HEAT. The desert is hot, extremely hot, almost unbearably hot much of the year. At times it seems too hot to move, and that's why many things don't. It's hot and dry. June thru September the temperatures can be over 117' F (47' C) much of the day and get all the way down to 99' F (37' C) at night, with 6% humidity. There is no relief. Your sweat evaporates faster than it comes out of you and it comes out fast. The intense relentless sunlight bounces off the rocks under you giving you sunburn in places you never had one before. Without water your body will begin shutting down in 2 days. By the 3rd you'll wish you were dead, if you still retain the wherewithal to wish. By the 4th, you will be.
I don't put it like this to be dramatic. (Ok. Maybe a little) but this is the reality here.

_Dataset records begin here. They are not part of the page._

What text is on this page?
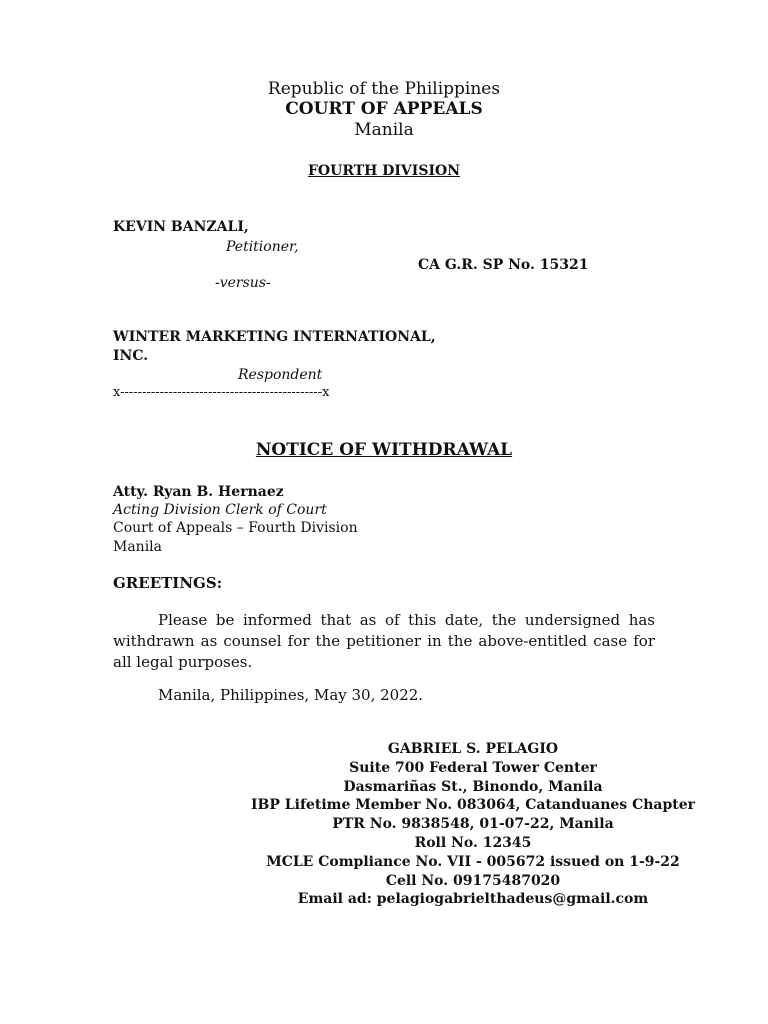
Republic of the Philippines
COURT OF APPEALS
Manila
FOURTH DIVISION
KEVIN BANZALI,
Petitioner,
CA G.R. SP No. 15321
-versus-
WINTER MARKETING INTERNATIONAL,
INC.
Respondent
x----------------------------------------------x
NOTICE OF WITHDRAWAL
Atty. Ryan B. Hernaez
Acting Division Clerk of Court
Court of Appeals – Fourth Division
Manila
GREETINGS:
Please be informed that as of this date, the undersigned has withdrawn as counsel for the petitioner in the above-entitled case for all legal purposes.
Manila, Philippines, May 30, 2022.
GABRIEL S. PELAGIO
Suite 700 Federal Tower Center
Dasmariñas St., Binondo, Manila
IBP Lifetime Member No. 083064, Catanduanes Chapter
PTR No. 9838548, 01-07-22, Manila
Roll No. 12345
MCLE Compliance No. VII - 005672 issued on 1-9-22
Cell No. 09175487020
Email ad: pelagiogabrielthadeus@gmail.com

Shade is your friend. It can be 20' F (6' C) cooler in the shade. If you are lost without water and don't know where there is some, you need to do everything you can to conserve bodily stores. Move only at dawn and dusk or at night if there's a moon. Rest during the day in the shade. Find water. Or make water with a solar still. Water and shade. These should be you focus.
You should pay close attention to the water you hike with. When it's half gone, you need to turn around.

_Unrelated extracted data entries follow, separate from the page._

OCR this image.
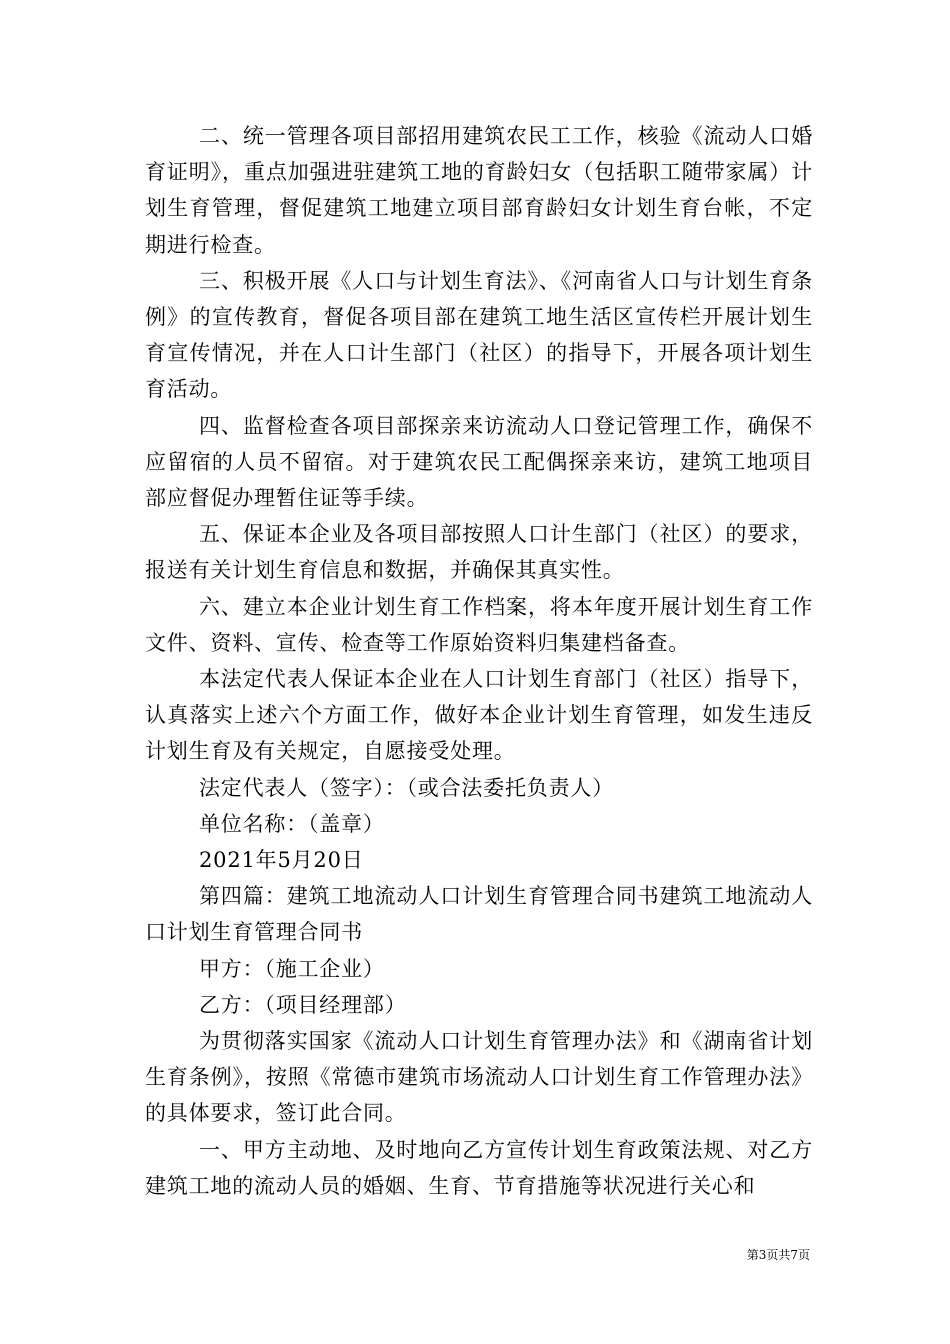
二、统一管理各项目部招用建筑农民工工作，核验《流动人口婚育证明》，重点加强进驻建筑工地的育龄妇女（包括职工随带家属）计划生育管理，督促建筑工地建立项目部育龄妇女计划生育台帐，不定期进行检查。

三、积极开展《人口与计划生育法》、《河南省人口与计划生育条例》的宣传教育，督促各项目部在建筑工地生活区宣传栏开展计划生育宣传情况，并在人口计生部门（社区）的指导下，开展各项计划生育活动。

四、监督检查各项目部探亲来访流动人口登记管理工作，确保不应留宿的人员不留宿。对于建筑农民工配偶探亲来访，建筑工地项目部应督促办理暂住证等手续。

五、保证本企业及各项目部按照人口计生部门（社区）的要求，报送有关计划生育信息和数据，并确保其真实性。

六、建立本企业计划生育工作档案，将本年度开展计划生育工作文件、资料、宣传、检查等工作原始资料归集建档备查。

本法定代表人保证本企业在人口计划生育部门（社区）指导下，认真落实上述六个方面工作，做好本企业计划生育管理，如发生违反计划生育及有关规定，自愿接受处理。

法定代表人（签字）：（或合法委托负责人）

单位名称：（盖章）

2021年5月20日

第四篇：建筑工地流动人口计划生育管理合同书建筑工地流动人口计划生育管理合同书

甲方：（施工企业）

乙方：（项目经理部）

为贯彻落实国家《流动人口计划生育管理办法》和《湖南省计划生育条例》，按照《常德市建筑市场流动人口计划生育工作管理办法》的具体要求，签订此合同。

一、甲方主动地、及时地向乙方宣传计划生育政策法规、对乙方建筑工地的流动人员的婚姻、生育、节育措施等状况进行关心和

第3页共7页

You may be able to trust hikers coming from where you are going who tell you about watering holes, but then you have to find it. Get a good description. Have them point it out on the map.

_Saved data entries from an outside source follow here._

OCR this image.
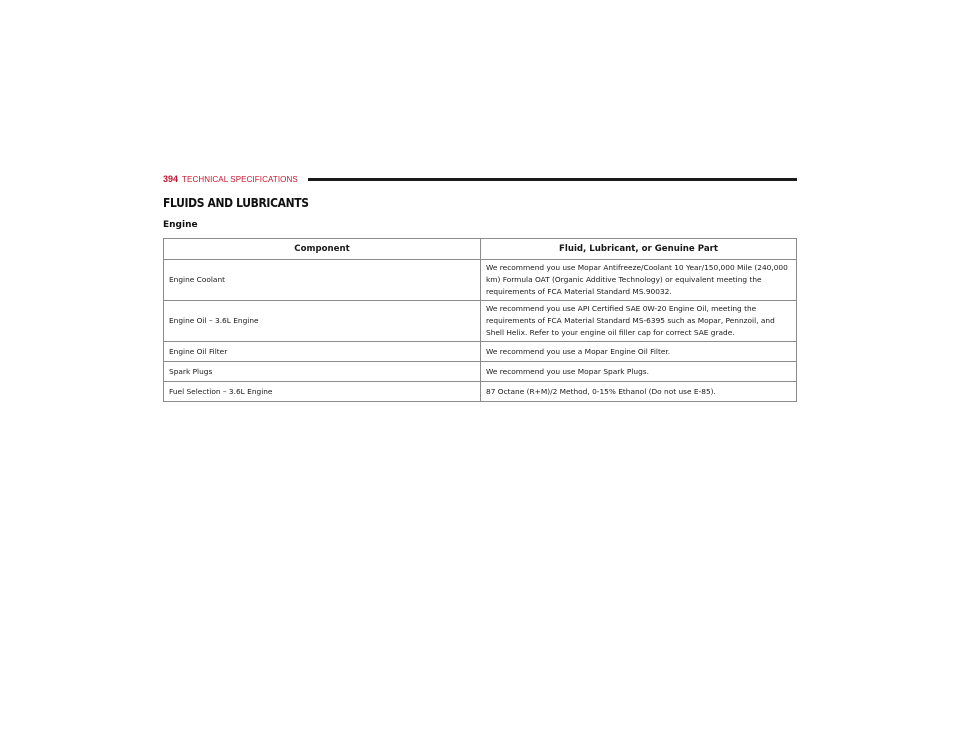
394 TECHNICAL SPECIFICATIONS
FLUIDS AND LUBRICANTS
Engine
Component	Fluid, Lubricant, or Genuine Part
Engine Coolant	We recommend you use Mopar Antifreeze/Coolant 10 Year/150,000 Mile (240,000 km) Formula OAT (Organic Additive Technology) or equivalent meeting the requirements of FCA Material Standard MS.90032.
Engine Oil – 3.6L Engine	We recommend you use API Certified SAE 0W-20 Engine Oil, meeting the requirements of FCA Material Standard MS-6395 such as Mopar, Pennzoil, and Shell Helix. Refer to your engine oil filler cap for correct SAE grade.
Engine Oil Filter	We recommend you use a Mopar Engine Oil Filter.
Spark Plugs	We recommend you use Mopar Spark Plugs.
Fuel Selection – 3.6L Engine	87 Octane (R+M)/2 Method, 0-15% Ethanol (Do not use E-85).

This all may sound silly to someone from another, less extreme, part of the country. I realize that. The folks from places like Alaska will understand though, in reverse. It is the sad truth that people come here from all over, go on a short day hike in one of our nice city parks strolling up a short desert mountain, and have to be rescued by our first responders. Happens 5 times a day or more during the hot months. Rescued, in a city park! Not because they're injured or lost. Just because they didn't have enough water and are suffering severe dehydration or worse, heat exhaustion and they can not go on. Some don't make it. The gear shack I work at supplies our firefighters their hiking boots. They are required to keep them in their fire truck because they use them so many times every day.
Remember what the buzzard says;
"Welcome to Arizona. Send more tourists. The last ones were delicious."
The Sonoran Desert is as beautiful as it is unforgiving. Travel in it is to be considered, not taken lightly.
Desert travel is incredible and entirely doable, if you have water. I always laugh when I read about ultralighters doing 3 days and nights with a 12 pound pack. That's what my water weighs. For an overnighter!
SIDE NOTE: It is interesting what the wide open spaces of the Sonoran Desert do to one. After growing up here mostly, when I hike in heavily wooded areas, I always feel a slight sense of claustrophobia. The forest would be really nice without all those trees in the way. ; )
Oooo! And one last thing! While I'm thinking of it.
INFLATABLE SLEEP PADS. Don't leave an inflatable fully inflated during the day in or out of your shelter. The heat can cause it to expand and rupture. When you leave camp to go explore or whatever, deflate it about half way.
.More research - GORP (Great Outdoor Recreation Pages)has some great pratical advice pages. Here; http://www.gorp.com/camping-guide/camping-advice-guide-sp.html
Wow. That post got a little more involved than I originally intended. I hope that all helps somebody out there.